Nelle ultime tre precedenti elezioni il partito AKP, il cui leader è il presidente turco Recep Tayyip Erdogan, ha stravinto ottenendo la maggioranza assoluta per governare in tranquillità, mentre oggi questa opzione non è più possibile. Secondo i risultati preliminari, forniti dalle televisioni turche, il partito AKP di Erdogan ha sì vinto le elezioni, ma ottenendo "solo" il 43,5% dei voti e 265 seggi, dato ancora provvisorio sulla base dello scrutinio del 70% delle schede. In base a questi risultati preliminari, il partito CHP, socialdemocratico, risulterebbe il secondo movimento politico più votato con circa il 24,4% dei voti e 120 seggi, seguito dal Partito di azione MHP, cioè l'estrema destra nazionalista turca, con il 17% dei voti.

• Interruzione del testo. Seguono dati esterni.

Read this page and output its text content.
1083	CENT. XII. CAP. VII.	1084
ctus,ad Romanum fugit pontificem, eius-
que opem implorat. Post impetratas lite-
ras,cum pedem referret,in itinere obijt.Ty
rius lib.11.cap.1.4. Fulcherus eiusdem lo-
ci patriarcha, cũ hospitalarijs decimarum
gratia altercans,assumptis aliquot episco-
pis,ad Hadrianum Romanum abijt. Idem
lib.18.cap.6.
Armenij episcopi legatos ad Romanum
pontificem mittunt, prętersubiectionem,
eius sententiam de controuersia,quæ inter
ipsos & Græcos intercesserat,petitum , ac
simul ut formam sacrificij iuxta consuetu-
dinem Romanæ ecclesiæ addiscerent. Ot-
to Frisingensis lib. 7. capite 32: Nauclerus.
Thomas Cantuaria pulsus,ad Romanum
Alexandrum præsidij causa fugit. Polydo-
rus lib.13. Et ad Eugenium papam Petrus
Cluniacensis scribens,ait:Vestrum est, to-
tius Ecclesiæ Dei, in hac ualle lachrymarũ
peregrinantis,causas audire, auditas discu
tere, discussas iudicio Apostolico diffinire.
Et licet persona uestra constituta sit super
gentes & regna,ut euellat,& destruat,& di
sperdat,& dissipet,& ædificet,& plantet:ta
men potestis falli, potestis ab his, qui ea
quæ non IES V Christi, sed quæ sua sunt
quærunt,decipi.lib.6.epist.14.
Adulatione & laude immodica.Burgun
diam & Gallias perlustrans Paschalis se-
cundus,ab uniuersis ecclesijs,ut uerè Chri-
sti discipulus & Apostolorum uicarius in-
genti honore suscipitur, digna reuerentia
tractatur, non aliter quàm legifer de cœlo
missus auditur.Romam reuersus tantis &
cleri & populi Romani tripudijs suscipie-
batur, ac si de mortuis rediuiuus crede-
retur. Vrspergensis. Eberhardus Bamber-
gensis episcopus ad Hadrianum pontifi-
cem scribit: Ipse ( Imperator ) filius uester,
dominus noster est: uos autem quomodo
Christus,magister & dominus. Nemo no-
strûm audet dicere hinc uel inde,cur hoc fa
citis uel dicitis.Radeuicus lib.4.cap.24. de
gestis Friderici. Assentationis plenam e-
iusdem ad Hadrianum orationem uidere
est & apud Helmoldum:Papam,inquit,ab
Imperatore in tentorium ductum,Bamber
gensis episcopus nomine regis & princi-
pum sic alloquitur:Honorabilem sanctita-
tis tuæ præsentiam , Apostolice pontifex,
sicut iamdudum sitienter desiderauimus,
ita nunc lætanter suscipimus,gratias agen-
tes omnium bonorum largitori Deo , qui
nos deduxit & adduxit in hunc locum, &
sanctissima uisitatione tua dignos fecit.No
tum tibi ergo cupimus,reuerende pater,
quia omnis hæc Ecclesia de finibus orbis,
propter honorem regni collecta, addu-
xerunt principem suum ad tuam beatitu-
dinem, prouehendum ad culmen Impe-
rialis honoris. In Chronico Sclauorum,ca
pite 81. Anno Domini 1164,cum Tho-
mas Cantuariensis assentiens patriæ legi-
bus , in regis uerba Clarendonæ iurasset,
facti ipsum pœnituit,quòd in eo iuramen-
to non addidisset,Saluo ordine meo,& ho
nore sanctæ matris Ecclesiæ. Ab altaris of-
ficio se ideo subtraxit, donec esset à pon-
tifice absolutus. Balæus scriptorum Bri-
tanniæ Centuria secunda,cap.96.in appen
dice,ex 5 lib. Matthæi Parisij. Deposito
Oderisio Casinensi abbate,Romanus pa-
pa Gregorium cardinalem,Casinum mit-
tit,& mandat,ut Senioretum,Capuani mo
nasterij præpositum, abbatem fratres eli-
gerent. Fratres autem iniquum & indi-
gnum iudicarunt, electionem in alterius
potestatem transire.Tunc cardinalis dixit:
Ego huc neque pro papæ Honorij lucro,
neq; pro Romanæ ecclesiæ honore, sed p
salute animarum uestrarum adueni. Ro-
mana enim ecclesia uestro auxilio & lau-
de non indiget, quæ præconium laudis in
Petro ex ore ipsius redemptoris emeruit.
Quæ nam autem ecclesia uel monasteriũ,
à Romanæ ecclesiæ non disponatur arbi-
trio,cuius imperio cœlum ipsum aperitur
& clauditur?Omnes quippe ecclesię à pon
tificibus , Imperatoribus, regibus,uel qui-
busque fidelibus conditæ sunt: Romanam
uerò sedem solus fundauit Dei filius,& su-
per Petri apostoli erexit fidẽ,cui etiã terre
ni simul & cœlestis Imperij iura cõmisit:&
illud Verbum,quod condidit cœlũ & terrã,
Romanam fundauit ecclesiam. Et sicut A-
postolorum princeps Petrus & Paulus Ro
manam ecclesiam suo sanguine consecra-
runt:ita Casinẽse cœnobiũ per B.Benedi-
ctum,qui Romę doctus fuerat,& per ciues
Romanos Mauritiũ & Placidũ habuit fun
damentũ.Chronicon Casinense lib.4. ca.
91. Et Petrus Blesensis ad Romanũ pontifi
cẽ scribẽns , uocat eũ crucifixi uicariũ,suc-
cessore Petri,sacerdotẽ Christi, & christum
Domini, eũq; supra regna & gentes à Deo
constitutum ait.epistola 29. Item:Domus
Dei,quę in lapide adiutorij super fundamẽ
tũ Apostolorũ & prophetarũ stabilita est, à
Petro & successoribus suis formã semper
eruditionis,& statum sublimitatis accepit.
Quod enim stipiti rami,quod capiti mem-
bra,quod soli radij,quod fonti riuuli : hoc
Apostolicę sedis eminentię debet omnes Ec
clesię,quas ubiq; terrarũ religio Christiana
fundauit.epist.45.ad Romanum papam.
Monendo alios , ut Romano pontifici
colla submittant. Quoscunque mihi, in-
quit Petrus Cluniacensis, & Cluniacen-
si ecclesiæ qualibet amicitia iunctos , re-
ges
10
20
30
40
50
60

Fino a quando non sarà terminato il conteggio ufficiale sarà difficile fare stime sulla composizione del nuovo Parlamento della Turchia, quel che si sa con certezza è che il partito HDP, la sinistra filo-curda in forte opposizione a Erdogan, ha superato comunque la barriera elettorale del 10% a livello nazionale, condizione essenziale per una rappresentanza parlamentare. Secondo le proiezioni la formazione curda ha ottenuto il 10,6% che corrisponde a circa 70 parlamentari, ma la sua percentuale può variare in modo significativo a seconda delle sezioni di molte provincie che ancora devono essere scrutinate.

Le elezioni in Turchia

Queste elezioni vanno considerate come cruciali per la Turchia, in quanto dal risultato ottenuto dal partito AKP, che governa la Turchia dal 2002, dipenderà il futuro del suo leader e altrettanto controverso presidente Erdogan, che ha dichiarato la sua intenzione di modificare la Costituzione e cambiare il sistema parlamentare attuale trasformandolo a uno presidenziale sotto la sua guida.

Per realizzare questa riforma serve un referendum e gli islamisti moderati dell'AKP hanno bisogno di controllare più di tre quinti della camera, vale a dire 330 posti, cosa che allo stato attuale sembra non sia per nulla attuabile.

La polarizzazione politica, voluta da un crescente autoritarismo estremo perpetrato dalla politica posta in essere da Erdogan e dall'AKP, ha portato a una campagna elettorale molto violenta in cui si sono registrati più di qualche attentato contro le sedi dei partiti di opposizione che hanno determinato una mezza dozzina di morti e centinaia di feriti.

Le istituzioni europee hanno espresso preoccupazione per quella che è stata considerata una campagna elettorale "squilibrata", nella quale il presidente Erdogan è intervenuto ovunque e costantemente monopolizzando, di fatto, la competizione politica, tutto questo nonostante il fatto che la Costituzione preveda la neutralità e le pari condizioni in merito agli spazi promozionali sui media.

Le opposizioni temono brogli e frodi elettorali, per questo si sono mobilitate decine di migliaia di volontari per monitorare lo spoglio dei voti nei vari seggi, in questi giorni nel paese sono presenti molti osservatori internazionali, anche quelli inviati dall'OCSE e dal Consiglio d'Europa.